The Mediterranean-looking man standing at the entrance to the Prada boutique had wavy, black hair shiny with pomade and teeth that were white and strong and carnivorous looking. His thin but muscular torso appeared to be shrink-wrapped in an ecru silk T-shirt.
“Great top,” he said to the woman passing by.
“Thank you,” Suzanne Parley answered. “It’s Pucci.”
“Of course,” he said. “Not Prada, but I’m sure you already have some Prada.”
“No,” Suzanne answered. “I don’t think so.”
He raised his eyebrows, slowly, flirtatiously, as if they were a piece of clothing he was peeling away from his coffee-with-cream skin. “Would you like some Prada?” he asked.
“Well, I don’t know,” Suzanne answered.
“Please,” he said, standing aside and motioning with his arm to enter the boutique. “Come in. Let me show you some beautiful things. Would you like some champagne?”
Finally, someone in a chi-chi boutique on the second floor of Neiman Marcus in Lenox Square was offering Suzanne champagne! For years, in her weekly trips to Atlanta, she had watched this from afar and always wondered why other women, most of them not as attractive as she, were chosen for special treatment, and she was not. But why today? She was certain it had to be the Pucci, which she’d bought on her last trip to town.

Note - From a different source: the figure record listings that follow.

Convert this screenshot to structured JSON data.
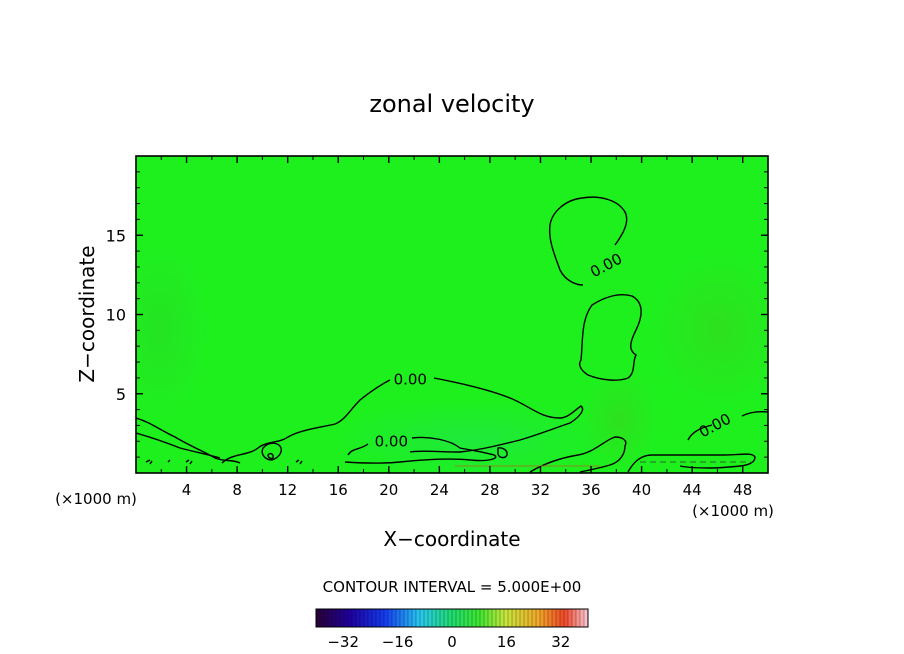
{
  "chart_data": {
    "type": "contour",
    "title": "zonal velocity",
    "xlabel": "X−coordinate",
    "ylabel": "Z−coordinate",
    "x_unit_label": "(×1000 m)",
    "xlim": [
      0,
      50
    ],
    "ylim": [
      0,
      20
    ],
    "x_ticks": [
      4,
      8,
      12,
      16,
      20,
      24,
      28,
      32,
      36,
      40,
      44,
      48
    ],
    "y_ticks": [
      5,
      10,
      15
    ],
    "contour_interval_text": "CONTOUR INTERVAL = 5.000E+00",
    "contour_labels": [
      {
        "text": "0.00",
        "x": 21.7,
        "y": 5.9
      },
      {
        "text": "0.00",
        "x": 20.2,
        "y": 2.0
      },
      {
        "text": "0.00",
        "x": 37.2,
        "y": 13.1
      },
      {
        "text": "0.00",
        "x": 45.8,
        "y": 3.0
      }
    ],
    "colorbar": {
      "range": [
        -40,
        40
      ],
      "tick_values": [
        -32,
        -16,
        0,
        16,
        32
      ],
      "tick_labels": [
        "−32",
        "−16",
        "0",
        "16",
        "32"
      ]
    },
    "colors": {
      "field": "#1ef01e",
      "contour": "#000000"
    }
  }
}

Thrilled, Suzanne leaned back in the blocky, black-leather chair with chrome legs and reached for a crystal flute that he presented to her on a silver tray. She had never seen such a flute, tall and triangular and sharp, like an elongated, upside-down pyramid.
Piece by piece, he brought out his wares, and as Suzanne absorbed this personal parade of haute couture and drank this handsome young man’s expensive champagne, she was distressed to discover that she did not like clothes from Prada; they were so bleak and dark and mean looking.
“What about somethin’ lighter?” she asked.
“Ma’am?”
“Somethin’ more colorful,” she said. “Like this Pucci top.”
“Ahh, yes. I have exactly what you’re looking for.”
He disappeared through a doorway and returned a few minutes later with a clear plastic raincoat trimmed in black. Suzanne thought it looked no different from the plastic, taffy-thick raincoats her mother used to buy at Walgreens.
“These came in today,” he said. “I haven’t even put them out on the floor yet. This,” he said, draping it over his arm, “is the rage of Manhattan. No one in Atlanta has one of these. Not yet, anyway. Can I help you with it?”